Rosen Milenov is a Bulgarian advocate for direct democracy who works as a private consultant and runs a market research firm. This contribution is a blog about direct democracy in Bulgaria with specific reference to the current COVID-19 pandemic.
Rosen Milenov writes about the importance of civil society in Bulgaria and its role of legitimising the social contract between the government and its citizens. Many observers have commented on the “criminal” takeover of Bulgarian democracy by a corrupt oligarchy over the last 30 years. Consequently, the electoral system has been compromised, causing the delegitimization of state bodies and misrepresentation of the public will. This leaves direct democracy as a fundamental mechanism for citizens to act as a corrective to representative government. In Bulgaria, direct participation of citizens is enshrined in the constitution, most notably in the form of referenda. However, it is extremely difficult for referenda to be successfully launched due to a very high participation threshold (400 000 signatures), short time-frame for collecting signatures (3 months), limited scope of issues qualifying for referenda and the disclosure of supporters’ personal information when supporting causes.
Against this background, a group of Bulgarian citizens have been running an active promotional campaign in city squares expounding the benefits of direct democracy to Bulgarians. A petition was also started to initiate a national referendum on several pressing concerns related to direct democracy and potential integration into the Eurozone. This petition was hindered by a number of factors such as limited national media coverage, a historic deficit in civic participation originating from pre-1989 totalitarian control and fears concerning the documentation of personal information from supporters. These hinderances are further compounded by limited support from the intellectual community in Bulgaria and a lack of funding for the initiative.

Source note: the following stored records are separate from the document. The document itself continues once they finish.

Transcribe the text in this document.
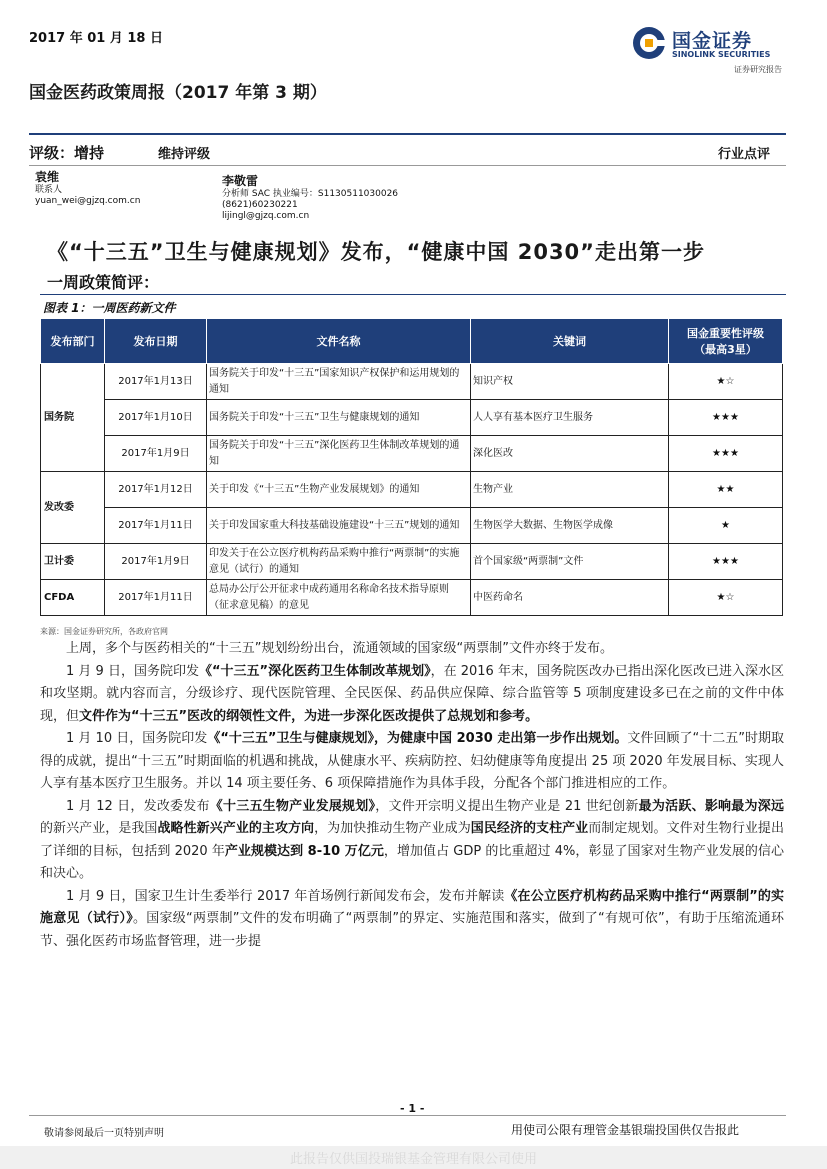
2017 年 01 月 18 日	国金证券
SINOLINK SECURITIES
证券研究报告
国金医药政策周报（2017 年第 3 期）
评级：增持	维持评级	行业点评
袁维
联系人
yuan_wei@gjzq.com.cn
李敬雷
分析师 SAC 执业编号：S1130511030026
(8621)60230221
lijingl@gjzq.com.cn
《“十三五”卫生与健康规划》发布，“健康中国 2030”走出第一步
一周政策简评：
图表 1：一周医药新文件
发布部门	发布日期	文件名称	关键词	国金重要性评级
（最高3星）

国务院	2017年1月13日	国务院关于印发“十三五”国家知识产权保护和运用规划的通知	知识产权	★☆
	2017年1月10日	国务院关于印发“十三五”卫生与健康规划的通知	人人享有基本医疗卫生服务	★★★
	2017年1月9日	国务院关于印发“十三五”深化医药卫生体制改革规划的通知	深化医改	★★★
发改委	2017年1月12日	关于印发《“十三五”生物产业发展规划》的通知	生物产业	★★
	2017年1月11日	关于印发国家重大科技基础设施建设“十三五”规划的通知	生物医学大数据、生物医学成像	★
卫计委	2017年1月9日	印发关于在公立医疗机构药品采购中推行“两票制”的实施意见（试行）的通知	首个国家级“两票制”文件	★★★
CFDA	2017年1月11日	总局办公厅公开征求中成药通用名称命名技术指导原则（征求意见稿）的意见	中医药命名	★☆
来源：国金证券研究所，各政府官网

上周，多个与医药相关的“十三五”规划纷纷出台，流通领域的国家级“两票制”文件亦终于发布。

1 月 9 日，国务院印发《“十三五”深化医药卫生体制改革规划》，在 2016 年末，国务院医改办已指出深化医改已进入深水区和攻坚期。就内容而言，分级诊疗、现代医院管理、全民医保、药品供应保障、综合监管等 5 项制度建设多已在之前的文件中体现，但文件作为“十三五”医改的纲领性文件，为进一步深化医改提供了总规划和参考。

1 月 10 日，国务院印发《“十三五”卫生与健康规划》，为健康中国 2030 走出第一步作出规划。文件回顾了“十二五”时期取得的成就，提出“十三五”时期面临的机遇和挑战，从健康水平、疾病防控、妇幼健康等角度提出 25 项 2020 年发展目标、实现人人享有基本医疗卫生服务。并以 14 项主要任务、6 项保障措施作为具体手段，分配各个部门推进相应的工作。

1 月 12 日，发改委发布《十三五生物产业发展规划》，文件开宗明义提出生物产业是 21 世纪创新最为活跃、影响最为深远的新兴产业，是我国战略性新兴产业的主攻方向，为加快推动生物产业成为国民经济的支柱产业而制定规划。文件对生物行业提出了详细的目标，包括到 2020 年产业规模达到 8-10 万亿元，增加值占 GDP 的比重超过 4%，彰显了国家对生物产业发展的信心和决心。

1 月 9 日，国家卫生计生委举行 2017 年首场例行新闻发布会，发布并解读《在公立医疗机构药品采购中推行“两票制”的实施意见（试行）》。国家级“两票制”文件的发布明确了“两票制”的界定、实施范围和落实，做到了“有规可依”，有助于压缩流通环节、强化医药市场监督管理，进一步提

- 1 -
敬请参阅最后一页特别声明	用使司公限有理管金基银瑞投国供仅告报此
此报告仅供国投瑞银基金管理有限公司使用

Notwithstanding these difficulties, the campaign for collecting signatures gained momentum in the first months of 2020. However, due to the COVID-19 pandemic, a state of emergency was imposed in Bulgaria from 13.03.2020-14.05.2020. Organisers of the petition were only given an extension of one month for gathering the signatures, effectively shortening the deadline by a month. This is seen as a misuse of state power during the state of emergency and an appeal has been launched against the ruling. Supporters of the referendum remain resolute in promoting the value of direct democracy in legitimising and regulating the relationship between the state and its citizens.